He has been working 'morning, noon and night' on the project for eight weeks. It features plants, flowers and compost entirely made from Lego.
'I want everyone to look it and be like 'wow' but I really want kids to look at it and think, 'I can make that.''
The gardens on display vary in size and complexity, with some seeking to show apartment inhabitants or downsizers it is possible to create an outdoor haven from a small space.

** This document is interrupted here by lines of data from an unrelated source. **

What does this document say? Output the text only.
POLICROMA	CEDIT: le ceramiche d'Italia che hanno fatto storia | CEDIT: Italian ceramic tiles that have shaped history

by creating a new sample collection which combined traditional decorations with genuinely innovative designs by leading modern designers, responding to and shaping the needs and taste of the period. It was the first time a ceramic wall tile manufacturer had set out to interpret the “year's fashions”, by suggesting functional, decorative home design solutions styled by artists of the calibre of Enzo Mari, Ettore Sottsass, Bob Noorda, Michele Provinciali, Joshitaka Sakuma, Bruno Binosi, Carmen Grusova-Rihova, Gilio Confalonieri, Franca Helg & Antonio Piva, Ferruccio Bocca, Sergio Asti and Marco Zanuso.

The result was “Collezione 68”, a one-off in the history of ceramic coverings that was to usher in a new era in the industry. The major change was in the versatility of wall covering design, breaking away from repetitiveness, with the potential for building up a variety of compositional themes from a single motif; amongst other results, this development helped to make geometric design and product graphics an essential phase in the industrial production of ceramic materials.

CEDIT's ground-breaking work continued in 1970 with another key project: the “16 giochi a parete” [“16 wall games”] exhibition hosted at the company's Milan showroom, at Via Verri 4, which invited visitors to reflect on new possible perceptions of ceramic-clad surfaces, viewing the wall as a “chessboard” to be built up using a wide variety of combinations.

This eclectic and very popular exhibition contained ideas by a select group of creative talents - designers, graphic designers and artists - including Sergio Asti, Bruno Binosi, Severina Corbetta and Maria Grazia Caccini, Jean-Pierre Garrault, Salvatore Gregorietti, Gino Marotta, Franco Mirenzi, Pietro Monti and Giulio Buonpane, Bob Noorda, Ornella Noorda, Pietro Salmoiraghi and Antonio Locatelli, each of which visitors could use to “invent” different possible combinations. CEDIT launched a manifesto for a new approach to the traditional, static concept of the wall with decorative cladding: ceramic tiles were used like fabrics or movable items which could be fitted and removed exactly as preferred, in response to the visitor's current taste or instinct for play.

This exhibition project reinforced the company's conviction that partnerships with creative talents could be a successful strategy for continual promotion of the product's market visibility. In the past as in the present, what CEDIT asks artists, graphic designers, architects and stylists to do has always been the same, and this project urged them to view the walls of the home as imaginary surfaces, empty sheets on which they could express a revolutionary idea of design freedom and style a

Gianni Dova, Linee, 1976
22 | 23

'You can garden in the tiniest of spaces,' says Cornelia Raftery, who designed The Pink Lady Balcony, a sustainable, bee-friendly balcony garden. 'I've lived in London for most of my life and I was lucky to have a patch out back but I've always gardened.'
Garden designer Pip Probert and Tusla foster carer Sandra Wogan in Tusla's Fostering Is For You garden at Bloom. Photograph: Alan Betson/The Irish Times
Other gardens seek to raise awareness or act as tributes, including Tusla's Fostering Is For You garden, designed by
Pip Probert
.
Children and teenagers in foster care, as well as foster carers, have contributed to the design which features a graffiti wall littered with hand prints, surrounded by unmanicured planting of various colours and sizes.
The garden pays tribute to the fostering community and aims to entice others to consider joining, with Jacqui Smyth, Tusla's national foster care lead, saying passersby at Bloom in past years have gone on to do so.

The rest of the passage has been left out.